There’s been a flurry of articles over the past few weeks (here and here) about WebAssembly (often shortened to Wasm) and its future in cloud Computing. This may come as something of a surprise to those who know Wasm only in its initial incarnation, which was as a browser technology, or its second main use case, which is as a gaming technology. Both of these uses are flourishing, but there’s a third, which is as a server technology.
WebAssembly was originally designed to do a number of things, the most notable of which is “do Javascript properly in the browser,” but one of the key reasons for its rising popularity is as a cross-platform abstraction layer. When developers write some code and compile it to WebAssembly (which you can do from lots of different programming languages), it will run – without any changes – on any platform that has runtime support of it. This initially meant that you could have guaranteed binary compatibility between multiple browsers on multiple operating systems on multiple chipsets, but as WebAssembly matured, it got a new model: WASI, or WebAssemby System Interface.
WASI, supported by the open source foundation the Bytecode Alliance, is “headless,” which means a server-based, non-GUI version of WebAssembly that is adopted as a W3C standard. It allows you to run server applications on different operating systems, running different chipsets. So the same Wasm executable will run – again, without changes – on a Macintosh M2 with a TSMC chipset, a Linux distribution with AMD hardware, a Windows machine with an Intel CPU, or an Arm-based Raspberry Pi. Here at Profian, we’ve extended that to allow you to run Wasm applications in Trusted Execution Environments, supporting Confidential Computing on Intel SGX and AMD SEV-SNP platforms – all using the same executable.
Running WebAssembly workloads with Kubernetes
What does this have to do with Kubernetes?

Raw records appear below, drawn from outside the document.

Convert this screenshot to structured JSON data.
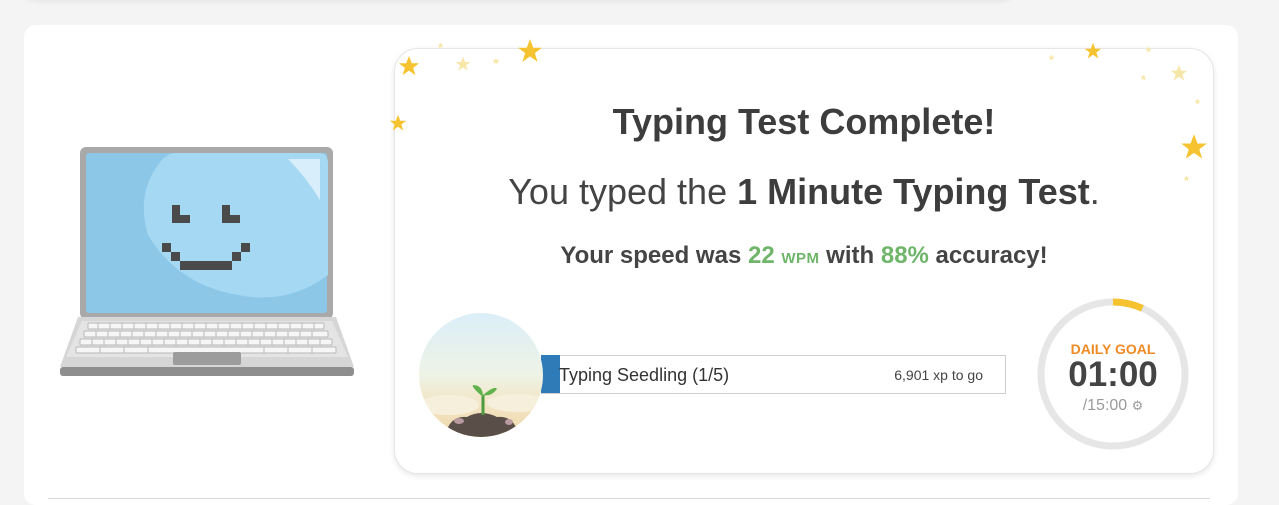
{
  "result": {
    "title": "Typing Test Complete!",
    "subtitle_prefix": "You typed the ",
    "test_name": "1 Minute Typing Test",
    "subtitle_suffix": ".",
    "speed_prefix": "Your speed was ",
    "wpm_value": "22",
    "wpm_unit": "WPM",
    "speed_middle": " with ",
    "accuracy": "88%",
    "speed_suffix": " accuracy!"
  },
  "level": {
    "label": "Typing Seedling (1/5)",
    "xp_remaining": "6,901 xp to go",
    "progress_fraction": 0.04
  },
  "daily_goal": {
    "title": "DAILY GOAL",
    "time": "01:00",
    "total": "/15:00",
    "progress_fraction": 0.067,
    "settings_icon": "gear-icon"
  },
  "colors": {
    "accent_green": "#6fb56a",
    "progress_blue": "#2f7bb8",
    "goal_orange": "#f08a24",
    "goal_ring_yellow": "#f6c330",
    "laptop_screen": "#8cc7e8"
  },
  "icons": {
    "mascot": "smiling-laptop-icon",
    "stars": "star-icon",
    "seedling": "seedling-icon"
  }
}
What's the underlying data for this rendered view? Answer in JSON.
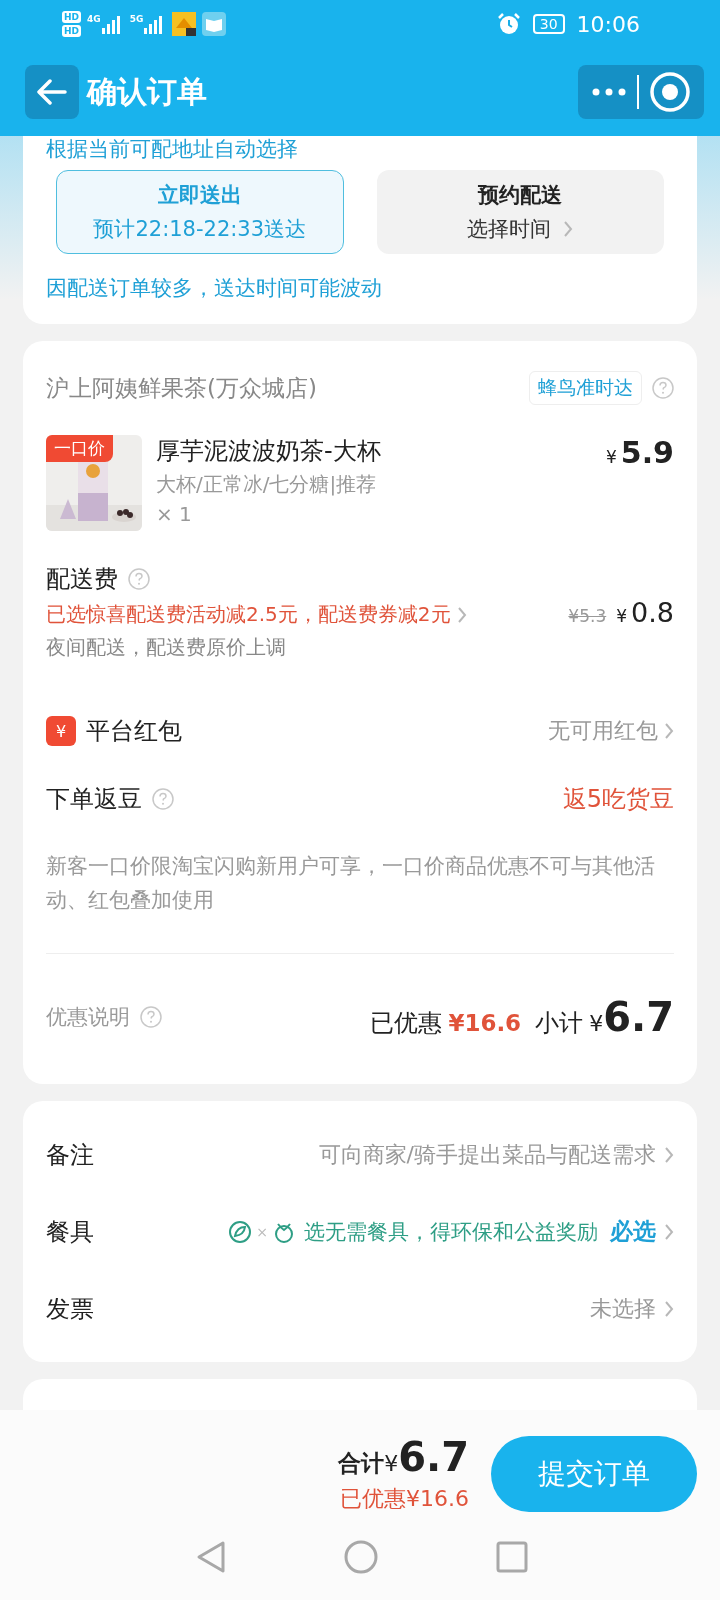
{
  "status_bar": {
    "indicators": [
      "HD",
      "HD",
      "4G",
      "5G"
    ],
    "battery": "30",
    "time": "10:06"
  },
  "header": {
    "title": "确认订单"
  },
  "delivery_card": {
    "note_top": "根据当前可配地址自动选择",
    "options": [
      {
        "title": "立即送出",
        "subtitle": "预计22:18-22:33送达",
        "selected": true,
        "chevron": false
      },
      {
        "title": "预约配送",
        "subtitle": "选择时间",
        "selected": false,
        "chevron": true
      }
    ],
    "note": "因配送订单较多，送达时间可能波动"
  },
  "shop_card": {
    "shop_name": "沪上阿姨鲜果茶(万众城店)",
    "tag": "蜂鸟准时达",
    "item": {
      "badge": "一口价",
      "name": "厚芋泥波波奶茶-大杯",
      "specs": "大杯/正常冰/七分糖|推荐",
      "quantity": "× 1",
      "currency": "¥",
      "price": "5.9"
    },
    "delivery_fee": {
      "label": "配送费",
      "promo": "已选惊喜配送费活动减2.5元，配送费券减2元",
      "note": "夜间配送，配送费原价上调",
      "original_price": "¥5.3",
      "currency": "¥",
      "price": "0.8"
    },
    "rows": [
      {
        "kind": "redpacket",
        "icon": "¥",
        "label": "平台红包",
        "value": "无可用红包"
      },
      {
        "kind": "beans",
        "label": "下单返豆",
        "value": "返5吃货豆"
      }
    ],
    "disclaimer": "新客一口价限淘宝闪购新用户可享，一口价商品优惠不可与其他活动、红包叠加使用",
    "summary": {
      "label": "优惠说明",
      "saved_label": "已优惠",
      "saved": "¥16.6",
      "subtotal_label": "小计",
      "currency": "¥",
      "subtotal": "6.7"
    }
  },
  "options_card": {
    "rows": [
      {
        "kind": "plain",
        "label": "备注",
        "value": "可向商家/骑手提出菜品与配送需求"
      },
      {
        "kind": "eco",
        "label": "餐具",
        "times": "×",
        "value": "选无需餐具，得环保和公益奖励",
        "action": "必选"
      },
      {
        "kind": "plain",
        "label": "发票",
        "value": "未选择"
      }
    ]
  },
  "footer": {
    "total_label": "合计",
    "currency": "¥",
    "total": "6.7",
    "saved": "已优惠¥16.6",
    "submit": "提交订单"
  }
}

Well, Kubernetes allows you to run applications on various platforms (mainly Linux-based) in Linux Containers. Linux Containers (which used to be known as Docker Containers and now tend just to go by the name containers) allow you to run executable code in runtimes that meet OCI (Open Container Initiative) standards. To this extent, WebAssembly is somewhat analogous to containers in that each allows runtimes to execute standardized executable formats. You could write the same microservice to run in a container or write it to run as a WebAssembly executable. This, however, is where some major differences creep in. Whereas Containers are basically abstractions of the Linux operating system, WebAssembly provides a very different target layer – it’s basically a virtual machine, providing a standardized CPU across all platforms. This means that the approach you need to take in order to make your microservice available as a container is very different from that for WebAssembly (though automation is emerging that should allow the choice to be made without too much effort and later in the development process). Another difference is that the amount of dependencies required to run a WebAssembly executable is generally much smaller (with the runtime and language dependencies making up a few tens of megabytes) than for containers (where a typical set of dependencies will run into several hundreds of megabytes or more). WebAssembly runtimes can be optimized for performance and JIT compilation in ways that are generally more difficult or unachievable for containers. WebAssembly also comes with security guarantees around isolation and capabilities granting, which are much more difficult to support with containers.
Where does Kubernetes come into the story? What Kubernetes does is allow you to orchestrate and deploy containers across multiple distributed systems, where those systems provide appropriate runtime environments. It’s really good at this, and while it can be complex to set up and run, it provides a great way to deploy and manage distributed applications across multiple systems on one or more clouds. In fact, it has become so popular for containers that it’s now possible to use Kubernetes to deploy other types of workloads, including virtual machines and serverless applications. And, of course, given how popular WebAssembly is becoming, people are beginning to provide support for deploying Wasm workloads using Kubernetes, as well. It’s arguable that Wasm workloads are the perfect fit for Kubernetes, but you could say the same thing for virtual machines and serverless applications, and Kubernetes is pretty versatile these days, and, importantly for this article, there doesn’t exist an equivalent orchestration platform for Wasm.
WebAssembly on the server is the future of computing
People who are interested in deploying and running WebAssembly workloads, then, are thinking about using Kubernetes to do so. But why use containers in the first place? Solomon Hykes, one of the initial inventors of Docker, tweeted in 2019 that “If WASM+WASI existed in 2008, we wouldn’t have needed to created [sic] Docker. That’s how important it is. WebAssembly on the server is the future of computing. A standardized system interface was the missing link. Let’s hope WASI is up to the task!”
But WebAssembly is nowhere near as mature as containers are and certainly can’t yet match the amazing ecosystem that has grown up around containers and their deployment – including the Kubernetes community and the CNCF (Cloud Native Computing Foundation).
It seems likely that containers are going to be around for a while, and Kubernetes will continue to thrive to allow people to deploy the container workloads. We can, however, expect to see WebAssembly growing unabated and Kubernetes being used to deploy both types of workloads – and others – for the foreseeable future.
So, while WebAssembly may be set to replace containers in the medium term, it’s unclear whether the same can be said for Kubernetes.